Prolonged dry spell in Gujarat may see edible oil prices spike up

Virendra Pandit | | Updated on: Mar 12, 2018

groundnut

Although the late monsoon rains have drenched most of Gujarat now, solving at least the drinking water problem, the State is likely to lose over 90 per cent of its groundnut crop and groundnut oil in the coming months, leading to a sharp increase in prices of the one edible oil most people in this western State use in abundance as part of their daily meals and even snacks and porridge (khichdi).

Until a decade ago, the powerful oil lobby in Gujarat, led by the Patels of Saurashtra, called the shots in Gujarat’s politics, economy and other fields. Known as the ‘Telia Rajas’, the bigwigs also invested in setting up small and medium industries in diverse sectors.

But, with the cash crop of cotton slowly replacing groundnut in many areas, particularly in the Saurashtra region, things began to change, until this year Gujarat finds itself facing its own oil crisis.

Acreage-wise, Gujarat should have a normal 15,88,200 hectare (ha) under the groundnut crop each year. But, with the area under oilseeds falling each year, sowing was done only in 14,27,100 ha in the previous kharif season (2011). This year, it decreased even further to 11,87,600 ha, which is only 75 per cent of the normal acreage, a Government official said.

Even though the shortfall in acreage of groundnut is 25 per cent, the prolonged dry spell in the June-September period is likely to destroy more than 90 per cent of this oilseed crop.

By mid-September, when the Agriculture Department commences a review of the actual post-monsoon scenario, Gujarat would likely lose about 95 per cent of the groundnut crop.

“We would be lucky if we could save even 5-7 per cent of the crop still standing in the fields,” Samir Shah, President, Saurashtra Oil Mills Association (SOMA) told Business Line today.

This drastic fall in oilseed and edible oil production is likely to lead to a very sharp rise in price in the coming months, he said. On Tuesday, a 15-kg tin of groundnut oil was priced at Rs 2,150, he said.

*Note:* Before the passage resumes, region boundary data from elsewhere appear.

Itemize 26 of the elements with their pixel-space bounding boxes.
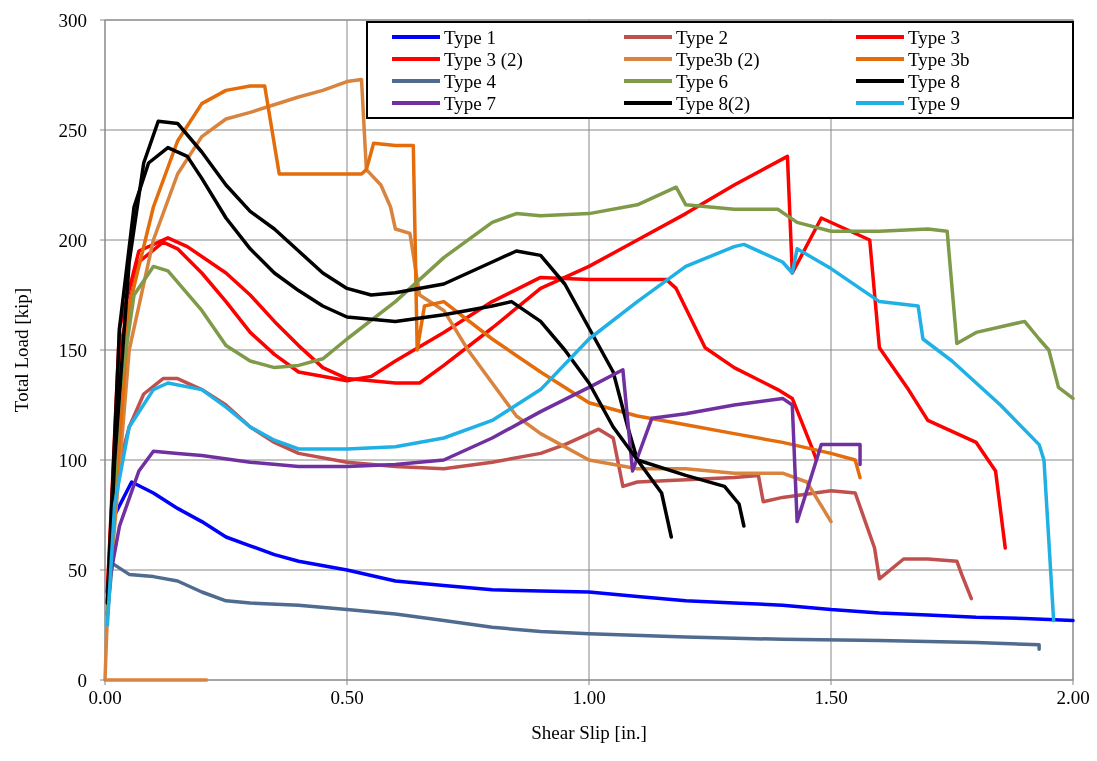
y-tick-label: 0	[77, 669, 87, 691]
legend-label: Type 3	[908, 26, 960, 48]
y-axis-title: Total Load [kip]	[11, 287, 32, 413]
x-tick-label: 1.50	[814, 687, 848, 708]
legend-label: Type 8	[908, 70, 960, 92]
y-tick-label: 300	[58, 9, 87, 31]
legend-label: Type 6	[676, 70, 728, 92]
y-tick-label: 100	[58, 449, 87, 471]
legend-label: Type 3b	[908, 48, 970, 70]
legend-label: Type 3 (2)	[444, 48, 523, 71]
x-tick-label: 0.50	[330, 687, 364, 708]
legend-label: Type 8(2)	[676, 92, 751, 115]
legend-label: Type 9	[908, 92, 960, 114]
x-axis-title: Shear Slip [in.]	[531, 722, 647, 743]
x-tick-label: 0.00	[88, 687, 122, 708]
y-tick-label: 50	[68, 559, 87, 581]
legend-label: Type 2	[676, 26, 728, 48]
legend-label: Type 4	[444, 70, 497, 92]
y-tick-label: 200	[58, 229, 87, 251]
y-tick-label: 150	[58, 339, 87, 361]
legend-label: Type 7	[444, 92, 496, 114]
x-tick-label: 1.00	[572, 687, 606, 708]
y-tick-label: 250	[58, 119, 87, 141]
legend-label: Type 1	[444, 26, 496, 48]
x-tick-label: 2.00	[1056, 687, 1090, 708]
legend-label: Type3b (2)	[676, 48, 760, 71]
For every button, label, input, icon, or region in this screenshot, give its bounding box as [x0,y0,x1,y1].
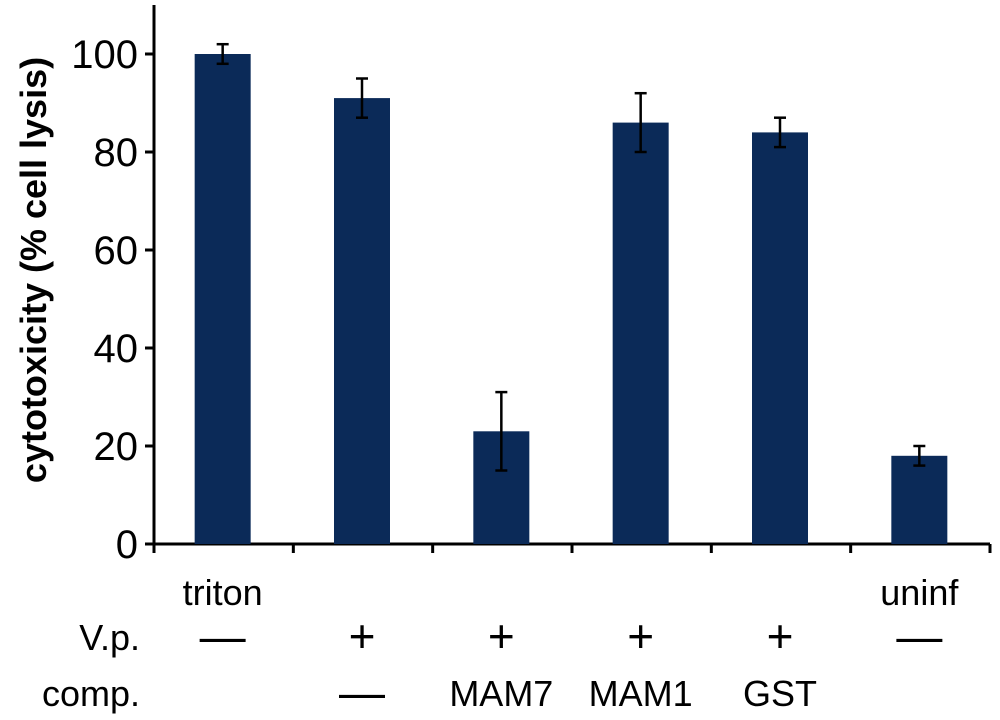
bar [891,455,948,544]
row-cell: + [349,610,376,662]
category-label: triton [183,572,263,613]
y-tick-label: 20 [94,425,139,469]
bar [334,98,390,544]
row-label: comp. [42,673,140,714]
error-bars [216,42,926,472]
y-tick-label: 40 [94,327,139,371]
y-tick-label: 80 [94,131,139,175]
row-cell: MAM7 [449,673,553,714]
row-cell: + [488,610,515,662]
row-label: V.p. [79,617,140,658]
bar [612,122,669,544]
row-cell: MAM1 [589,673,693,714]
bar [194,54,251,544]
axes [152,5,992,553]
bars [194,54,948,544]
category-labels: triton uninf [183,572,960,613]
y-axis-label: cytotoxicity (% cell lysis) [13,57,54,483]
y-tick-label: 60 [94,229,139,273]
y-tick-label: 0 [116,523,138,567]
row-cell: GST [743,673,817,714]
bar [752,132,808,544]
y-ticks: 0 20 40 60 80 100 [71,33,154,567]
row-cell: + [627,610,654,662]
category-label: uninf [880,572,959,613]
y-tick-label: 100 [71,33,138,77]
row-cell: — [339,666,385,718]
row-cell: + [767,610,794,662]
row-cell: — [200,610,246,662]
row-cell: — [896,610,942,662]
condition-rows: V.p. — + + + + —comp. — MAM7 MAM1 GST [42,610,942,718]
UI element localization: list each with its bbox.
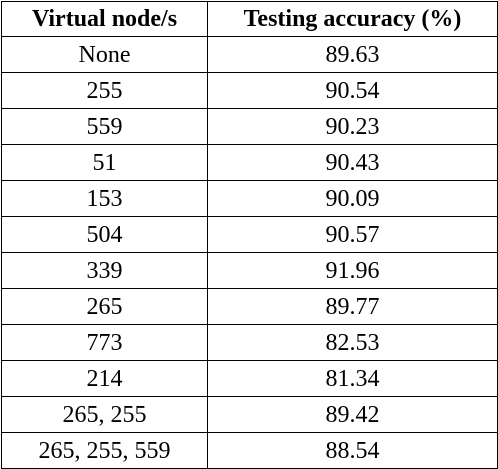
cell-testing-accuracy: 81.34 [207, 360, 498, 397]
table-row: 214 81.34 [1, 360, 498, 397]
table-row: 265, 255 89.42 [1, 396, 498, 433]
cell-testing-accuracy: 90.09 [207, 180, 498, 217]
cell-virtual-nodes: 265, 255 [1, 396, 208, 433]
cell-virtual-nodes: 265, 255, 559 [1, 432, 208, 469]
cell-testing-accuracy: 90.54 [207, 72, 498, 109]
cell-virtual-nodes: 214 [1, 360, 208, 397]
cell-testing-accuracy: 82.53 [207, 324, 498, 361]
table-header: Virtual node/s Testing accuracy (%) [1, 1, 498, 37]
cell-virtual-nodes: 255 [1, 72, 208, 109]
cell-virtual-nodes: 559 [1, 108, 208, 145]
table-row: 265, 255, 559 88.54 [1, 432, 498, 469]
header-virtual-nodes: Virtual node/s [1, 1, 208, 37]
table-row: 559 90.23 [1, 108, 498, 145]
table-row: 51 90.43 [1, 144, 498, 181]
cell-testing-accuracy: 90.57 [207, 216, 498, 253]
cell-virtual-nodes: None [1, 36, 208, 73]
cell-testing-accuracy: 89.42 [207, 396, 498, 433]
header-testing-accuracy: Testing accuracy (%) [207, 1, 498, 37]
cell-virtual-nodes: 51 [1, 144, 208, 181]
cell-virtual-nodes: 265 [1, 288, 208, 325]
cell-virtual-nodes: 339 [1, 252, 208, 289]
cell-testing-accuracy: 89.77 [207, 288, 498, 325]
table-row: 265 89.77 [1, 288, 498, 325]
cell-testing-accuracy: 90.23 [207, 108, 498, 145]
table-body: None 89.63 255 90.54 559 90.23 51 90.43 … [1, 36, 498, 469]
cell-virtual-nodes: 153 [1, 180, 208, 217]
cell-virtual-nodes: 504 [1, 216, 208, 253]
cell-testing-accuracy: 88.54 [207, 432, 498, 469]
table-row: None 89.63 [1, 36, 498, 73]
header-row: Virtual node/s Testing accuracy (%) [1, 1, 498, 37]
cell-testing-accuracy: 91.96 [207, 252, 498, 289]
cell-testing-accuracy: 90.43 [207, 144, 498, 181]
cell-virtual-nodes: 773 [1, 324, 208, 361]
table-row: 339 91.96 [1, 252, 498, 289]
table-row: 773 82.53 [1, 324, 498, 361]
table-row: 255 90.54 [1, 72, 498, 109]
table-row: 153 90.09 [1, 180, 498, 217]
cell-testing-accuracy: 89.63 [207, 36, 498, 73]
table-row: 504 90.57 [1, 216, 498, 253]
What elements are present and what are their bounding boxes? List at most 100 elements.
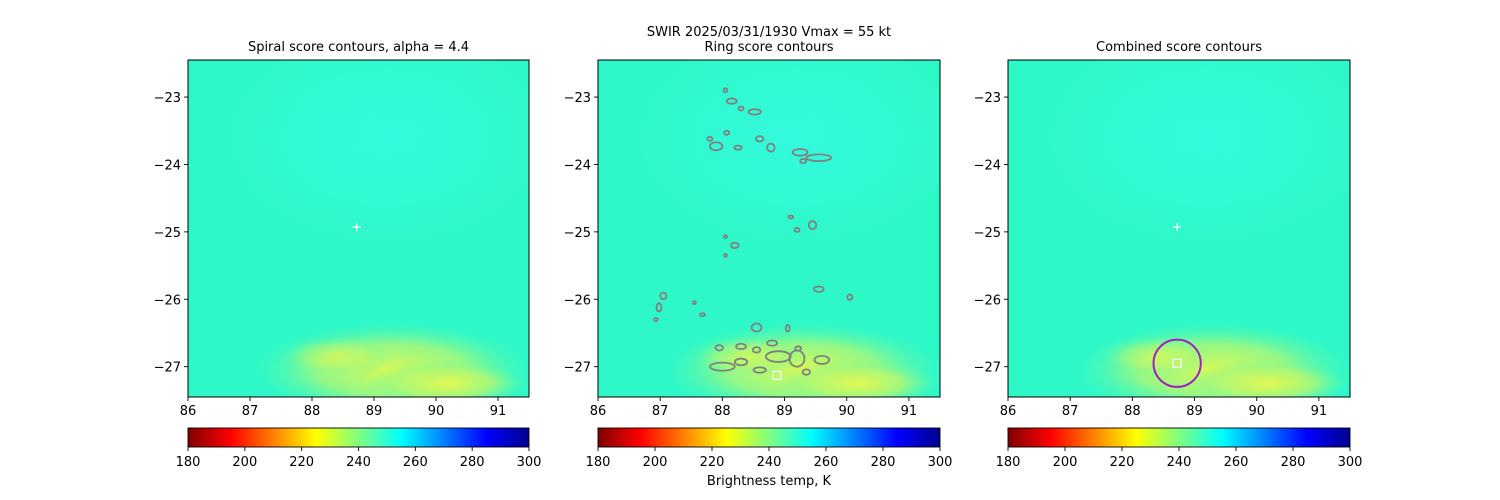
x-tick-label: 86 <box>180 404 197 419</box>
contour-blob <box>659 291 668 301</box>
colorbar-tick-label: 180 <box>176 455 201 470</box>
y-tick-label: −26 <box>974 293 1001 308</box>
y-tick-label: −26 <box>564 293 591 308</box>
contour-blob <box>788 349 806 368</box>
field-cool-region <box>1045 60 1350 246</box>
x-tick-label: 90 <box>838 404 855 419</box>
colorbar-label: Brightness temp, K <box>707 474 832 489</box>
contour-blob <box>709 141 724 152</box>
contour-blob <box>691 300 697 306</box>
contour-blob <box>755 135 765 143</box>
contour-blob <box>764 350 792 363</box>
ring-contours <box>653 87 854 376</box>
contour-blob <box>846 293 854 301</box>
axes-frame <box>1007 59 1351 398</box>
contour-blob <box>733 357 749 367</box>
center-plus-marker <box>352 223 361 232</box>
colorbar-tick-label: 220 <box>289 455 314 470</box>
center-square-marker <box>772 370 782 381</box>
colorbar-tick-label: 240 <box>346 455 371 470</box>
contour-blob <box>801 368 811 376</box>
x-tick-label: 88 <box>714 404 731 419</box>
panel-title: Ring score contours <box>704 40 833 55</box>
colorbar-tick-label: 260 <box>814 455 839 470</box>
contour-blob <box>807 220 818 231</box>
contour-blob <box>725 97 738 105</box>
contour-blob <box>714 344 724 352</box>
contour-blob <box>813 354 831 365</box>
colorbar-tick-label: 300 <box>928 455 953 470</box>
y-tick-label: −27 <box>154 361 181 376</box>
field-warm-core <box>367 359 529 397</box>
contour-blob <box>784 323 791 333</box>
colorbar-tick-label: 300 <box>1338 455 1363 470</box>
contour-blob <box>747 108 762 116</box>
colorbar-tick-label: 280 <box>871 455 896 470</box>
y-tick-label: −23 <box>564 91 591 106</box>
x-tick-label: 86 <box>590 404 607 419</box>
panel-1: Spiral score contours, alpha = 4.4 86 87 88… <box>154 40 530 419</box>
colorbar-tick-label: 280 <box>1281 455 1306 470</box>
contour-blob <box>706 135 714 142</box>
figure-suptitle: SWIR 2025/03/31/1930 Vmax = 55 kt <box>647 25 891 40</box>
x-tick-label: 91 <box>490 404 507 419</box>
panel-3: Combined score contours 86 87 88 89 90 91 −23 −2… <box>974 40 1351 419</box>
x-tick-label: 87 <box>1062 404 1079 419</box>
contour-blob <box>723 253 728 258</box>
contour-blob <box>735 342 747 351</box>
y-tick-label: −24 <box>974 158 1001 173</box>
field-cool-region <box>225 60 529 246</box>
field-cool-region <box>635 60 940 246</box>
brightness-field <box>1008 60 1350 397</box>
brightness-field <box>188 60 529 397</box>
brightness-field <box>598 60 940 397</box>
x-tick-label: 87 <box>242 404 259 419</box>
contour-blob <box>699 312 706 318</box>
x-tick-label: 89 <box>1186 404 1203 419</box>
x-tick-label: 89 <box>776 404 793 419</box>
x-tick-label: 91 <box>901 404 918 419</box>
y-tick-label: −25 <box>564 226 591 241</box>
contour-blob <box>812 285 825 293</box>
contour-blob <box>766 142 776 153</box>
field-warm-patch <box>281 336 393 377</box>
y-tick-label: −24 <box>154 158 181 173</box>
colorbar-tick-label: 180 <box>996 455 1021 470</box>
center-square-marker <box>1172 358 1182 368</box>
contour-blob <box>799 158 808 165</box>
field-warm-core <box>778 359 940 397</box>
axes-frame <box>597 59 941 398</box>
panel-title: Combined score contours <box>1096 40 1262 55</box>
y-tick-label: −27 <box>564 361 591 376</box>
contour-blob <box>722 87 729 94</box>
contour-blob <box>730 241 740 249</box>
y-tick-label: −25 <box>154 226 181 241</box>
colorbar-tick-label: 220 <box>700 455 725 470</box>
contour-blob <box>655 302 663 313</box>
x-tick-label: 89 <box>366 404 383 419</box>
field-warm-patch <box>691 336 804 377</box>
contour-blob <box>733 144 743 151</box>
contour-blob <box>805 153 833 163</box>
colorbar-tick-label: 240 <box>1167 455 1192 470</box>
contour-blob <box>653 317 659 322</box>
colorbar-tick-label: 300 <box>517 455 542 470</box>
contour-blob <box>766 339 778 347</box>
colorbar-tick-label: 200 <box>232 455 257 470</box>
colorbar-tick-label: 260 <box>1224 455 1249 470</box>
colorbar-tick-label: 180 <box>586 455 611 470</box>
colorbar-tick-label: 280 <box>460 455 485 470</box>
contour-blob <box>793 226 801 233</box>
contour-blob <box>709 361 736 372</box>
y-tick-label: −24 <box>564 158 591 173</box>
x-tick-label: 90 <box>428 404 445 419</box>
x-tick-label: 88 <box>304 404 321 419</box>
colorbar-3: 180 200 220 240 260 280 300 <box>996 427 1363 470</box>
colorbar-tick-label: 200 <box>1053 455 1078 470</box>
y-tick-label: −25 <box>974 226 1001 241</box>
contour-blob <box>751 346 762 354</box>
contour-blob <box>737 105 745 112</box>
colorbar-tick-label: 260 <box>403 455 428 470</box>
panel-title: Spiral score contours, alpha = 4.4 <box>248 40 469 55</box>
x-tick-label: 90 <box>1248 404 1265 419</box>
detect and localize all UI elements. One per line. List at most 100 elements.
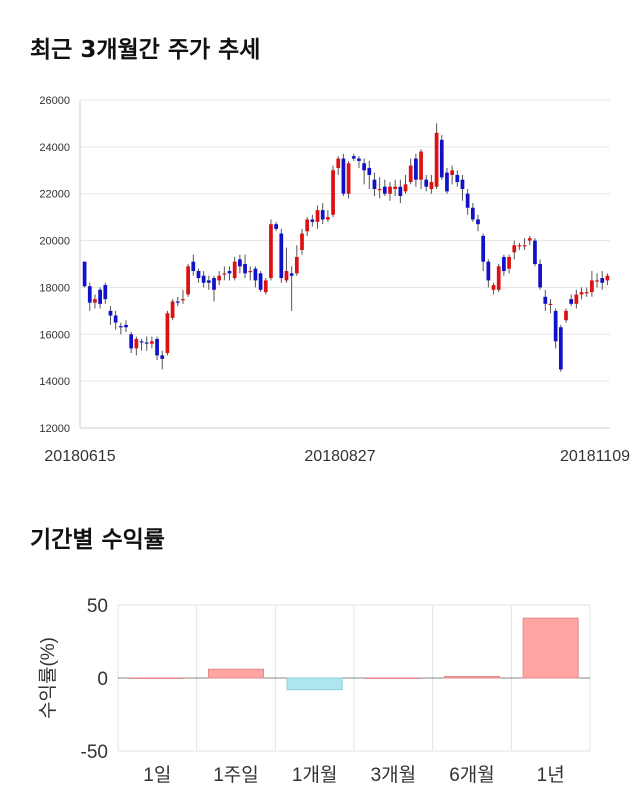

Other oilseeds would fare no better, except soya bean, which, Shah said, has seen a good crop in neighbouring Madhya Pradesh and Maharashtra.

In Gujarat, the normal area under soya bean sowing, 85,700 ha, shrunk to 85,300 ha in 2011 and 82,800 ha this kharif season. The area under sesamum has also decreased from the normal of 2,08,800 ha to 1,73,100 in 2011 and only 55,300 ha this year. The area under castor, which had increased from the normal 6,14,900 ha to 6,81,400 in 2011, has reduced to 3,64,200 ha this year.

Overall, only 68 per cent of the normal acreage of oilseeds has been cultivated this year in the State. This 34 per cent shortfall may translate into an oil crisis.